For Indonesian and Portuguese, the effect is quite small. Removing Indonesian doesn’t change the overall score for the evaluation set (the errors just shift around, and I prefer using more languages to fewer); adding in Portuguese decreases F0.5 by 0.4%. Removing Polish a small effect, decreasing F0.5 by 0.2%.
These minor differences probably represent some overfitting to these particular samples.
Running the current sample with the optimized list from the previous sample gives and F0.5 score of 81.4%, further indicating that we’re probably overfitting a bit, and that it doesn’t matter too much.
enwiki: Best Options
editThe optimal settings for enwiki, based on these experiments, would be to use models for English, Chinese, Spanish, Arabic, Persian, Vietnamese, Russian, Polish, Indonesian, Japanese, Bengali, Hebrew, Korean, Thai, Ukrainian, Hindi, Greek, Telugu, and Georgian (en, zh, es, ar, fa, vi, ru, pl, id, ja, bn, he, ko, th, uk, hi, el, te, ka), using the default 3000-ngram models.

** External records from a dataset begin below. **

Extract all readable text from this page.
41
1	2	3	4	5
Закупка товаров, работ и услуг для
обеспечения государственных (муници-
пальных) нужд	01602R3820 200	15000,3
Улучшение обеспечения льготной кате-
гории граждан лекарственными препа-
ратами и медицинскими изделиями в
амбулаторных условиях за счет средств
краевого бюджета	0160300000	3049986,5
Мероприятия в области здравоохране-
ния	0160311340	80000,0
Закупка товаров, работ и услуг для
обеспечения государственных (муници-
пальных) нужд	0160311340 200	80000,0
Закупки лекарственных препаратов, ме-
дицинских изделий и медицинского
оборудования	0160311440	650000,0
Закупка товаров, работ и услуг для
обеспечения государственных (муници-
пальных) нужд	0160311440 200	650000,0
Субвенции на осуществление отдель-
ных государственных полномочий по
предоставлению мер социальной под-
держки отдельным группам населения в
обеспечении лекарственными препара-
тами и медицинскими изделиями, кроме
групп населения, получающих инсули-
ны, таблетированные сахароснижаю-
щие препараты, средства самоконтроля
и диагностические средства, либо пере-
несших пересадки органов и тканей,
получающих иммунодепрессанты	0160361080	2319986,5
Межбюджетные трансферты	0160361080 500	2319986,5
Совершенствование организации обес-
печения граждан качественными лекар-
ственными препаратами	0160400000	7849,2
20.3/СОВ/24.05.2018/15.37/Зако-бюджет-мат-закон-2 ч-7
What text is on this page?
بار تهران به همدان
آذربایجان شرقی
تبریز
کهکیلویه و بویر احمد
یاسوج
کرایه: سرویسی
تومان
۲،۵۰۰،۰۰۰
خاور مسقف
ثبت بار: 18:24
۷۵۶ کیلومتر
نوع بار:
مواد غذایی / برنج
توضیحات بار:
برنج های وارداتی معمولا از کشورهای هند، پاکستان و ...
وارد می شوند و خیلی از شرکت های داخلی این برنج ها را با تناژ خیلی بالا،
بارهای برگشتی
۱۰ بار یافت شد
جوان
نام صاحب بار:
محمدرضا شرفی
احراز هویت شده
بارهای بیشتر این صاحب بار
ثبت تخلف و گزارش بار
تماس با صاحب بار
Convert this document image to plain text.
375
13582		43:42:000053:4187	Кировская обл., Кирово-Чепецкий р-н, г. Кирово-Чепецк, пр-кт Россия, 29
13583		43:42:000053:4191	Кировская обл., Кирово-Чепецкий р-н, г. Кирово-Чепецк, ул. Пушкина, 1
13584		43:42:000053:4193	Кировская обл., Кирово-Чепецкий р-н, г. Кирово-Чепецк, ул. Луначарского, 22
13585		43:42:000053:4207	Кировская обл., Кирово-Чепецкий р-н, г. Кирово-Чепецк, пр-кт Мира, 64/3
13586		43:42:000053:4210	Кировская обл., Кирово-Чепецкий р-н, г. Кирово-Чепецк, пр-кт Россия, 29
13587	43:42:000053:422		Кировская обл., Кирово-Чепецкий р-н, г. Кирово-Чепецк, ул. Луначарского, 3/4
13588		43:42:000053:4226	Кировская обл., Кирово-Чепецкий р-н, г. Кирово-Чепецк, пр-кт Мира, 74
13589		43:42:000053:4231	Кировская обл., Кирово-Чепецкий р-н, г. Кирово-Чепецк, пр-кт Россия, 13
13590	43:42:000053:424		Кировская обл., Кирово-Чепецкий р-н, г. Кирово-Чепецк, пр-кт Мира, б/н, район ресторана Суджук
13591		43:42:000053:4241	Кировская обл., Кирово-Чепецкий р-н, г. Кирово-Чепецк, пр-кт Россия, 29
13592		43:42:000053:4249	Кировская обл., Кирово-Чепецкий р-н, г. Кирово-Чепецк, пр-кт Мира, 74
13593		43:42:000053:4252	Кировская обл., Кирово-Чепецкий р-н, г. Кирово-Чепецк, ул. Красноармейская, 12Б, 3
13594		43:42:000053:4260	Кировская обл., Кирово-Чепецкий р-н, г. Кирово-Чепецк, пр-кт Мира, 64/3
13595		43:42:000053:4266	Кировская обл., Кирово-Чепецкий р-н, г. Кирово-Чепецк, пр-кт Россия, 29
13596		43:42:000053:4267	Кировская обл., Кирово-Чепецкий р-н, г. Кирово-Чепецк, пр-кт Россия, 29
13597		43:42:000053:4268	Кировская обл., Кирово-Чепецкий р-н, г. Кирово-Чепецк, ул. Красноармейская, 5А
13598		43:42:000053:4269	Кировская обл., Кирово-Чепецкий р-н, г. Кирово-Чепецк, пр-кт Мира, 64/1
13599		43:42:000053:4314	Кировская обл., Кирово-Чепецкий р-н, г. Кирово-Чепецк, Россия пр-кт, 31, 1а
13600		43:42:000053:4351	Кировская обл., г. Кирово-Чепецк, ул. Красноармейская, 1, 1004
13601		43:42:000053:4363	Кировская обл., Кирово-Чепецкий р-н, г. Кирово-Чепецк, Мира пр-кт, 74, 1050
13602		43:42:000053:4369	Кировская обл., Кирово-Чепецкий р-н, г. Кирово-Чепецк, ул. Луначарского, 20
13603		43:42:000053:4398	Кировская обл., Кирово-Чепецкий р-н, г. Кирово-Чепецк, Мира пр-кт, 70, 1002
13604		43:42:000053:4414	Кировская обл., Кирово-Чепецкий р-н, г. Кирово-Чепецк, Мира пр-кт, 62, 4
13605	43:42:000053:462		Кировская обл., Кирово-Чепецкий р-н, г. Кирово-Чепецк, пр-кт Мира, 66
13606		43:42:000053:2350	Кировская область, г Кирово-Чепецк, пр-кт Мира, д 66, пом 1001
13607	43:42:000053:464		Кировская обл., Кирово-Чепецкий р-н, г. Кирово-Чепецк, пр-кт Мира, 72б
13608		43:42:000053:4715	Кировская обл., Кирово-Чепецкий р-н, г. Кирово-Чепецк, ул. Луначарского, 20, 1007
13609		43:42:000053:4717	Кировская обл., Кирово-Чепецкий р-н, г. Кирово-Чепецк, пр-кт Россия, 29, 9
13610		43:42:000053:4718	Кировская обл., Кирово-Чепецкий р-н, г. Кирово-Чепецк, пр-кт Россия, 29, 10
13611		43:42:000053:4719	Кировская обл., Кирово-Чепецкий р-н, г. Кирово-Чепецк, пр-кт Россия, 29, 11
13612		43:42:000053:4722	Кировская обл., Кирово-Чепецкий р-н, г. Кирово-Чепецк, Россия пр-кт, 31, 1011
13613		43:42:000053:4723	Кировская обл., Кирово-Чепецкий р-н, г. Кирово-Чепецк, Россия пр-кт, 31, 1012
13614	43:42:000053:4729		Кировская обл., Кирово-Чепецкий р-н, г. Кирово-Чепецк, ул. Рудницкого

Based on information from earlier experiments, including Bulgarian, Tamil, and even Portuguese (bg, ta, pt) would not be amiss.
So far, English Wikipedia has the most diverse collection of languages represented in its queries. If the cost of running so many models (19 or 22 models!) is too high, it would be least damaging to drop Ukrainian, Hindi, Greek, Telugu, Georgian, Bulgarian, Tamil, Portuguese, Korean, and Thai.